4

I would like to create a unique hash in python for a given directory. Thanks to zmo for the code below to generate a hash for every file in a directory but how can I aggregate these to generate a single hash to represent the folder?

import os
import hashlib

def sha1OfFile(filepath):
    sha = hashlib.sha1()
    with open(filepath, 'rb') as f:
        while True:
            block = f.read(2**10) # Magic number: one-megabyte blocks.
            if not block: break
            sha.update(block)
        return sha.hexdigest()

for (path, dirs, files) in os.walk('.'):
  for file in files:
    print('{}: {}'.format(os.path.join(path, file),       
sha1OfFile(os.path.join(path, file)))
iheartcpp
  • 371
  • 1
  • 5
  • 14
  • `str.join` the hash values and hash the resulting string? Or merge the file contents and hash the merged content. – a_guest Mar 24 '16 at 15:48
  • 1
    if you do the latter (hash merged content of all files), you should avoid reading the data twice.
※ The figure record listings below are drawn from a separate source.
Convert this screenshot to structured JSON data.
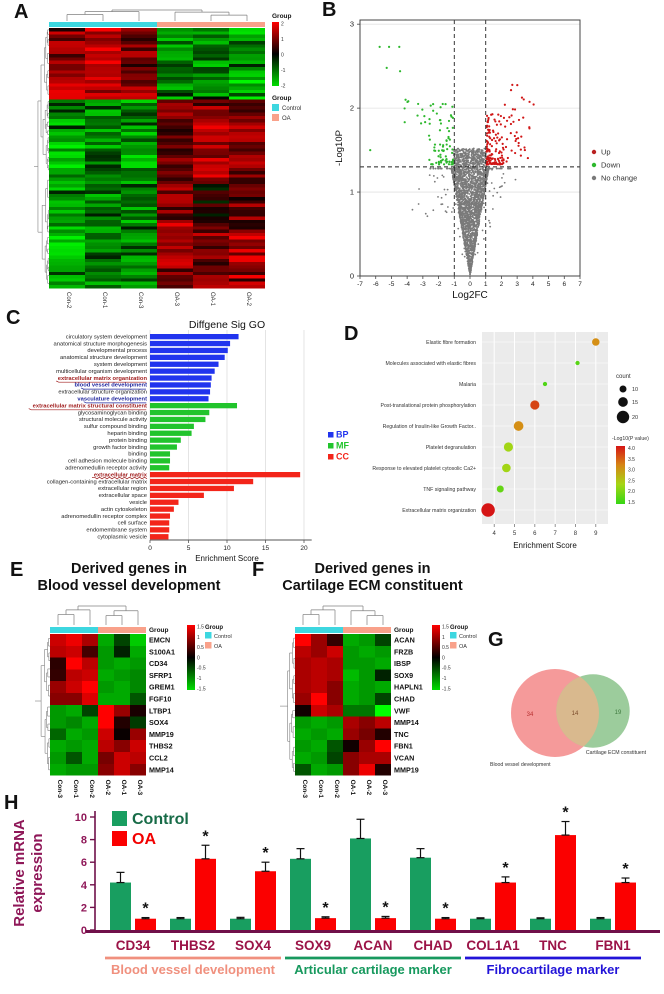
{
  "figure": {
    "panel_labels": {
      "a": "A",
      "b": "B",
      "c": "C",
      "d": "D",
      "e": "E",
      "f": "F",
      "g": "G",
      "h": "H"
    }
  },
  "colors": {
    "control_annotation": "#3dd7e0",
    "oa_annotation": "#f9a18a",
    "up_red": "#b92020",
    "down_green": "#2eb82e",
    "nochange_gray": "#7a7a7a",
    "bp_blue": "#2134ee",
    "mf_green": "#21c42c",
    "cc_red": "#f3251a",
    "control_bar_green": "#189e60",
    "oa_bar_red": "#fb0000",
    "axis_magenta": "#8f1758",
    "gene_label": "#9b1347",
    "baseline": "#70104a",
    "group_salmon": "#f0907e",
    "group_green": "#17995e",
    "group_blue": "#2214d8",
    "venn_pink": "#f59a9a",
    "venn_green": "#9ccc9c",
    "venn_overlap": "#d9b98e"
  },
  "chart_data": [
    {
      "id": "A",
      "type": "heatmap",
      "columns": [
        "Con-2",
        "Con-1",
        "Con-3",
        "OA-3",
        "OA-1",
        "OA-2"
      ],
      "column_groups": [
        "Control",
        "Control",
        "Control",
        "OA",
        "OA",
        "OA"
      ],
      "colorbar": {
        "title": "Group",
        "ticks": [
          2,
          1,
          0,
          -1,
          -2
        ],
        "max": 2,
        "min": -2
      },
      "legend": {
        "title": "Group",
        "items": [
          {
            "label": "Control",
            "color": "#3dd7e0"
          },
          {
            "label": "OA",
            "color": "#f9a18a"
          }
        ]
      },
      "n_rows": 80,
      "seed": 7,
      "row_blocks": [
        {
          "rows": 22,
          "col_ranges": [
            [
              0.7,
              1.9
            ],
            [
              0.8,
              2.0
            ],
            [
              0.5,
              1.8
            ],
            [
              -1.7,
              -0.5
            ],
            [
              -1.8,
              -0.2
            ],
            [
              -2.0,
              -0.8
            ]
          ]
        },
        {
          "rows": 26,
          "col_ranges": [
            [
              -1.9,
              -0.7
            ],
            [
              -1.6,
              -0.4
            ],
            [
              -1.8,
              -0.6
            ],
            [
              0.2,
              1.5
            ],
            [
              0.7,
              1.9
            ],
            [
              0.3,
              1.7
            ]
          ]
        },
        {
          "rows": 13,
          "col_ranges": [
            [
              -1.8,
              -0.8
            ],
            [
              -1.6,
              -0.5
            ],
            [
              -1.7,
              -0.6
            ],
            [
              1.1,
              2.0
            ],
            [
              -0.5,
              1.0
            ],
            [
              0.2,
              1.6
            ]
          ]
        },
        {
          "rows": 19,
          "col_ranges": [
            [
              -1.9,
              -0.8
            ],
            [
              -1.7,
              -0.6
            ],
            [
              -1.6,
              -0.5
            ],
            [
              0.5,
              1.8
            ],
            [
              0.2,
              1.6
            ],
            [
              0.7,
              2.0
            ]
          ]
        }
      ]
    },
    {
      "id": "B",
      "type": "scatter",
      "xlabel": "Log2FC",
      "ylabel": "-Log10P",
      "xlim": [
        -7,
        7
      ],
      "ylim": [
        0,
        3.05
      ],
      "xticks": [
        -7,
        -6,
        -5,
        -4,
        -3,
        -2,
        -1,
        0,
        1,
        2,
        3,
        4,
        5,
        6,
        7
      ],
      "yticks": [
        0,
        1,
        2,
        3
      ],
      "threshold_x": [
        -1,
        1
      ],
      "threshold_y": 1.3,
      "legend": [
        {
          "label": "Up",
          "color": "#b92020"
        },
        {
          "label": "Down",
          "color": "#2eb82e"
        },
        {
          "label": "No change",
          "color": "#7a7a7a"
        }
      ],
      "point_counts": {
        "no_change": 2500,
        "down": 95,
        "up": 175
      },
      "seed": 11
    },
    {
      "id": "C",
      "type": "bar",
      "title": "Diffgene Sig GO",
      "xlabel": "Enrichment Score",
      "xticks": [
        0,
        5,
        10,
        15,
        20
      ],
      "xlim": [
        0,
        21
      ],
      "legend": [
        {
          "label": "BP",
          "color": "#2134ee"
        },
        {
          "label": "MF",
          "color": "#21c42c"
        },
        {
          "label": "CC",
          "color": "#f3251a"
        }
      ],
      "bars": [
        {
          "term": "circulatory system development",
          "group": "BP",
          "value": 11.5
        },
        {
          "term": "anatomical structure morphogenesis",
          "group": "BP",
          "value": 10.4
        },
        {
          "term": "developmental process",
          "group": "BP",
          "value": 10.1
        },
        {
          "term": "anatomical structure development",
          "group": "BP",
          "value": 9.7
        },
        {
          "term": "system development",
          "group": "BP",
          "value": 8.9
        },
        {
          "term": "multicellular organism development",
          "group": "BP",
          "value": 8.4
        },
        {
          "term": "extracellular matrix organization",
          "group": "BP",
          "value": 8.0,
          "highlight": "red"
        },
        {
          "term": "blood vessel development",
          "group": "BP",
          "value": 7.9,
          "highlight": "blue"
        },
        {
          "term": "extracellular structure organization",
          "group": "BP",
          "value": 7.8
        },
        {
          "term": "vasculature development",
          "group": "BP",
          "value": 7.6,
          "highlight": "blue"
        },
        {
          "term": "extracellular matrix structural constituent",
          "group": "MF",
          "value": 11.3,
          "highlight": "red"
        },
        {
          "term": "glycosaminoglycan binding",
          "group": "MF",
          "value": 7.7
        },
        {
          "term": "structural molecule activity",
          "group": "MF",
          "value": 7.2
        },
        {
          "term": "sulfur compound binding",
          "group": "MF",
          "value": 5.7
        },
        {
          "term": "heparin binding",
          "group": "MF",
          "value": 5.4
        },
        {
          "term": "protein binding",
          "group": "MF",
          "value": 4.0
        },
        {
          "term": "growth factor binding",
          "group": "MF",
          "value": 3.5
        },
        {
          "term": "binding",
          "group": "MF",
          "value": 2.6
        },
        {
          "term": "cell adhesion molecule binding",
          "group": "MF",
          "value": 2.6
        },
        {
          "term": "adrenomedullin receptor activity",
          "group": "MF",
          "value": 2.5
        },
        {
          "term": "extracellular matrix",
          "group": "CC",
          "value": 19.5,
          "highlight": "red"
        },
        {
          "term": "collagen-containing extracellular matrix",
          "group": "CC",
          "value": 13.4
        },
        {
          "term": "extracellular region",
          "group": "CC",
          "value": 10.9
        },
        {
          "term": "extracellular space",
          "group": "CC",
          "value": 7.0
        },
        {
          "term": "vesicle",
          "group": "CC",
          "value": 3.7
        },
        {
          "term": "actin cytoskeleton",
          "group": "CC",
          "value": 3.1
        },
        {
          "term": "adrenomedullin receptor complex",
          "group": "CC",
          "value": 2.6
        },
        {
          "term": "cell surface",
          "group": "CC",
          "value": 2.5
        },
        {
          "term": "endomembrane system",
          "group": "CC",
          "value": 2.5
        },
        {
          "term": "cytoplasmic vesicle",
          "group": "CC",
          "value": 2.4
        }
      ]
    },
    {
      "id": "D",
      "type": "dot",
      "xlabel": "Enrichment Score",
      "xlim": [
        3.4,
        9.6
      ],
      "xticks": [
        4,
        5,
        6,
        7,
        8,
        9
      ],
      "size_legend": {
        "title": "count",
        "items": [
          10,
          15,
          20
        ]
      },
      "color_legend": {
        "title": "-Log10(P value)",
        "ticks": [
          "4.0",
          "3.5",
          "3.0",
          "2.5",
          "2.0",
          "1.5"
        ],
        "min": 1.5,
        "max": 4.4
      },
      "points": [
        {
          "label": "Elastic fibre formation",
          "x": 9.0,
          "count": 11,
          "logp": 3.4
        },
        {
          "label": "Molecules associated with elastic fibres",
          "x": 8.1,
          "count": 5,
          "logp": 1.8
        },
        {
          "label": "Malaria",
          "x": 6.5,
          "count": 5,
          "logp": 1.7
        },
        {
          "label": "Post-translational protein phosphorylation",
          "x": 6.0,
          "count": 14,
          "logp": 4.0
        },
        {
          "label": "Regulation of Insulin-like Growth Factor..",
          "x": 5.2,
          "count": 15,
          "logp": 3.4
        },
        {
          "label": "Platelet degranulation",
          "x": 4.7,
          "count": 14,
          "logp": 2.4
        },
        {
          "label": "Response to elevated platelet cytosolic Ca2+",
          "x": 4.6,
          "count": 13,
          "logp": 2.4
        },
        {
          "label": "TNF signaling pathway",
          "x": 4.3,
          "count": 10,
          "logp": 1.9
        },
        {
          "label": "Extracellular matrix organization",
          "x": 3.7,
          "count": 22,
          "logp": 4.4
        }
      ]
    },
    {
      "id": "E",
      "type": "heatmap",
      "title_line1": "Derived genes in",
      "title_line2": "Blood vessel development",
      "columns": [
        "Con-3",
        "Con-1",
        "Con-2",
        "OA-2",
        "OA-1",
        "OA-3"
      ],
      "column_groups": [
        "Control",
        "Control",
        "Control",
        "OA",
        "OA",
        "OA"
      ],
      "rows": [
        "EMCN",
        "S100A1",
        "CD34",
        "SFRP1",
        "GREM1",
        "FGF10",
        "LTBP1",
        "SOX4",
        "MMP19",
        "THBS2",
        "CCL2",
        "MMP14"
      ],
      "values": [
        [
          1.2,
          1.4,
          1.0,
          -1.0,
          -0.4,
          -1.2
        ],
        [
          1.1,
          1.2,
          0.4,
          -0.9,
          -0.2,
          -1.0
        ],
        [
          0.25,
          1.5,
          1.1,
          -0.9,
          -1.0,
          -0.9
        ],
        [
          0.3,
          1.1,
          1.2,
          -1.0,
          -0.9,
          -0.8
        ],
        [
          0.9,
          1.2,
          1.5,
          -0.9,
          -1.0,
          -0.8
        ],
        [
          0.8,
          0.8,
          1.3,
          -1.0,
          -1.0,
          -0.5
        ],
        [
          -0.9,
          -1.0,
          -0.4,
          1.5,
          0.9,
          0.15
        ],
        [
          -0.9,
          -0.8,
          -1.0,
          1.5,
          0.2,
          -0.35
        ],
        [
          -0.6,
          -1.0,
          -0.9,
          1.2,
          0.05,
          0.9
        ],
        [
          -1.0,
          -0.9,
          -1.0,
          1.1,
          0.8,
          1.2
        ],
        [
          -0.9,
          -0.5,
          -1.0,
          0.7,
          1.2,
          1.1
        ],
        [
          -1.0,
          -0.9,
          -0.9,
          0.8,
          1.2,
          0.8
        ]
      ],
      "colorbar": {
        "ticks": [
          1.5,
          1,
          0.5,
          0,
          -0.5,
          -1,
          -1.5
        ],
        "max": 1.5,
        "min": -1.5
      },
      "legend": {
        "title": "Group",
        "annotation_label": "Group",
        "items": [
          {
            "label": "Control",
            "color": "#3dd7e0"
          },
          {
            "label": "OA",
            "color": "#f9a18a"
          }
        ]
      }
    },
    {
      "id": "F",
      "type": "heatmap",
      "title_line1": "Derived genes in",
      "title_line2": "Cartilage ECM constituent",
      "columns": [
        "Con-3",
        "Con-1",
        "Con-2",
        "OA-1",
        "OA-2",
        "OA-3"
      ],
      "column_groups": [
        "Control",
        "Control",
        "Control",
        "OA",
        "OA",
        "OA"
      ],
      "rows": [
        "ACAN",
        "FRZB",
        "IBSP",
        "SOX9",
        "HAPLN1",
        "CHAD",
        "VWF",
        "MMP14",
        "TNC",
        "FBN1",
        "VCAN",
        "MMP19"
      ],
      "values": [
        [
          1.5,
          0.9,
          0.3,
          -1.0,
          -0.9,
          -0.4
        ],
        [
          1.1,
          0.9,
          1.2,
          -0.9,
          -1.0,
          -0.9
        ],
        [
          1.0,
          1.1,
          1.0,
          -0.9,
          -0.9,
          -1.0
        ],
        [
          1.0,
          1.1,
          1.0,
          -1.1,
          -0.9,
          -0.2
        ],
        [
          1.0,
          1.1,
          0.8,
          -1.0,
          -0.9,
          -1.0
        ],
        [
          0.9,
          1.5,
          0.8,
          -1.0,
          -0.9,
          -0.4
        ],
        [
          0.1,
          1.2,
          1.0,
          -0.7,
          -0.7,
          -1.5
        ],
        [
          -0.9,
          -1.0,
          -0.9,
          1.0,
          0.8,
          1.1
        ],
        [
          -1.0,
          -0.9,
          -1.0,
          0.9,
          0.7,
          0.2
        ],
        [
          -0.9,
          -1.0,
          -0.5,
          0.1,
          0.9,
          1.5
        ],
        [
          -1.0,
          -0.9,
          -0.4,
          0.8,
          1.0,
          1.0
        ],
        [
          -0.5,
          -1.0,
          -0.9,
          0.8,
          1.4,
          0.2
        ]
      ],
      "colorbar": {
        "ticks": [
          1.5,
          1,
          0.5,
          0,
          -0.5,
          -1,
          -1.5
        ],
        "max": 1.5,
        "min": -1.5
      },
      "legend": {
        "title": "Group",
        "annotation_label": "Group",
        "items": [
          {
            "label": "Control",
            "color": "#3dd7e0"
          },
          {
            "label": "OA",
            "color": "#f9a18a"
          }
        ]
      }
    },
    {
      "id": "G",
      "type": "venn",
      "sets": [
        {
          "label": "Blood vessel development",
          "unique_count": 34,
          "color": "#f59a9a"
        },
        {
          "label": "Cartilage ECM constituent",
          "unique_count": 19,
          "color": "#9ccc9c"
        }
      ],
      "overlap_count": 14
    },
    {
      "id": "H",
      "type": "bar",
      "ylabel_line1": "Relative mRNA",
      "ylabel_line2": "expression",
      "ylim": [
        0,
        10
      ],
      "yticks": [
        0,
        2,
        4,
        6,
        8,
        10
      ],
      "legend": [
        {
          "label": "Control",
          "color": "#189e60"
        },
        {
          "label": "OA",
          "color": "#fb0000"
        }
      ],
      "categories": [
        "CD34",
        "THBS2",
        "SOX4",
        "SOX9",
        "ACAN",
        "CHAD",
        "COL1A1",
        "TNC",
        "FBN1"
      ],
      "series": [
        {
          "name": "Control",
          "color": "#189e60",
          "values": [
            4.2,
            1.0,
            1.0,
            6.3,
            8.1,
            6.4,
            1.0,
            1.0,
            1.0
          ],
          "errors": [
            0.9,
            0.1,
            0.12,
            0.9,
            1.7,
            0.8,
            0.08,
            0.08,
            0.1
          ]
        },
        {
          "name": "OA",
          "color": "#fb0000",
          "values": [
            1.0,
            6.3,
            5.2,
            1.05,
            1.05,
            1.0,
            4.2,
            8.4,
            4.2
          ],
          "errors": [
            0.1,
            1.2,
            0.8,
            0.12,
            0.15,
            0.1,
            0.5,
            1.2,
            0.4
          ]
        }
      ],
      "significant_on": [
        "OA",
        "OA",
        "OA",
        "OA",
        "OA",
        "OA",
        "OA",
        "OA",
        "OA"
      ],
      "sig_symbol": "*",
      "gene_groups": [
        {
          "label": "Blood vessel development",
          "genes": [
            "CD34",
            "THBS2",
            "SOX4"
          ],
          "color": "#f0907e"
        },
        {
          "label": "Articular cartilage marker",
          "genes": [
            "SOX9",
            "ACAN",
            "CHAD"
          ],
          "color": "#17995e"
        },
        {
          "label": "Fibrocartilage marker",
          "genes": [
            "COL1A1",
            "TNC",
            "FBN1"
          ],
          "color": "#2214d8"
        }
      ]
    }
  ]
}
You can use the block you read in to update two different hash objects (in case you need the hashes of the files too). – Markus Mar 24 '16 at 15:53
  • 3
    Does this answer your question? [How can I calculate a hash for a filesystem-directory using Python?](https://stackoverflow.com/questions/24937495/how-can-i-calculate-a-hash-for-a-filesystem-directory-using-python) – Josh Correia May 15 '21 at 06:30

2 Answers2

4

The right thing to do (probably) is to calculate hashes recusively for each directory like that:

import os
import hashlib

def sha1OfFile(filepath):
    sha = hashlib.sha1()
    with open(filepath, 'rb') as f:
        while True:
            block = f.read(2**10) # Magic number: one-megabyte blocks.
            if not block: break
            sha.update(block)
        return sha.hexdigest()

def hash_dir(dir_path):
    hashes = []
    for path, dirs, files in os.walk(dir_path):
        for file in sorted(files): # we sort to guarantee that files will always go in the same order
            hashes.append(sha1OfFile(os.path.join(path, file)))
        for dir in sorted(dirs): # we sort to guarantee that dirs will always go in the same order
            hashes.append(hash_dir(os.path.join(path, dir)))
        break # we only need one iteration - to get files and dirs in current directory
    return str(hash(''.join(hashes)))

The problem with using only files in the order os.walk gives you them (like Markus does) is that you may get the same hash for different file structures that contain same files. For example, this dir's hash

main_dir_1:
    dir_1:
        file_1
        file_2
    dir_2:
        file_3

and this one's

main_dir_2:
    dir_1:
        file_1
    dir_2:
        file_2
        file_3

will be the same.


Another problem is that you need to guarantee that the order of files will be always the same - if you concat two hashes in different orders and calculate hashes of the strings you got, you will get different results for same directory structures.

Ilya Peterov
  • 1,975
  • 1
  • 16
  • 33
2

Just keep feeding the data into your sha object.

import os
import hashlib

def update_sha(filepath, sha):
    with open(filepath, 'rb') as f:
        while True:
            block = f.read(2**10) # Magic number: one-megabyte blocks.
            if not block:
                break
            sha.update(block)

for (path, dirs, files) in os.walk('.'):
    sha = hashlib.sha1()
    for file in files:
        fullpath = os.path.join(path, file)
        update_sha(fullpath, sha)

    print(sha.hexdigest())

Or hash the concatenated hashs of the files.

Markus
  • 592
  • 3
  • 13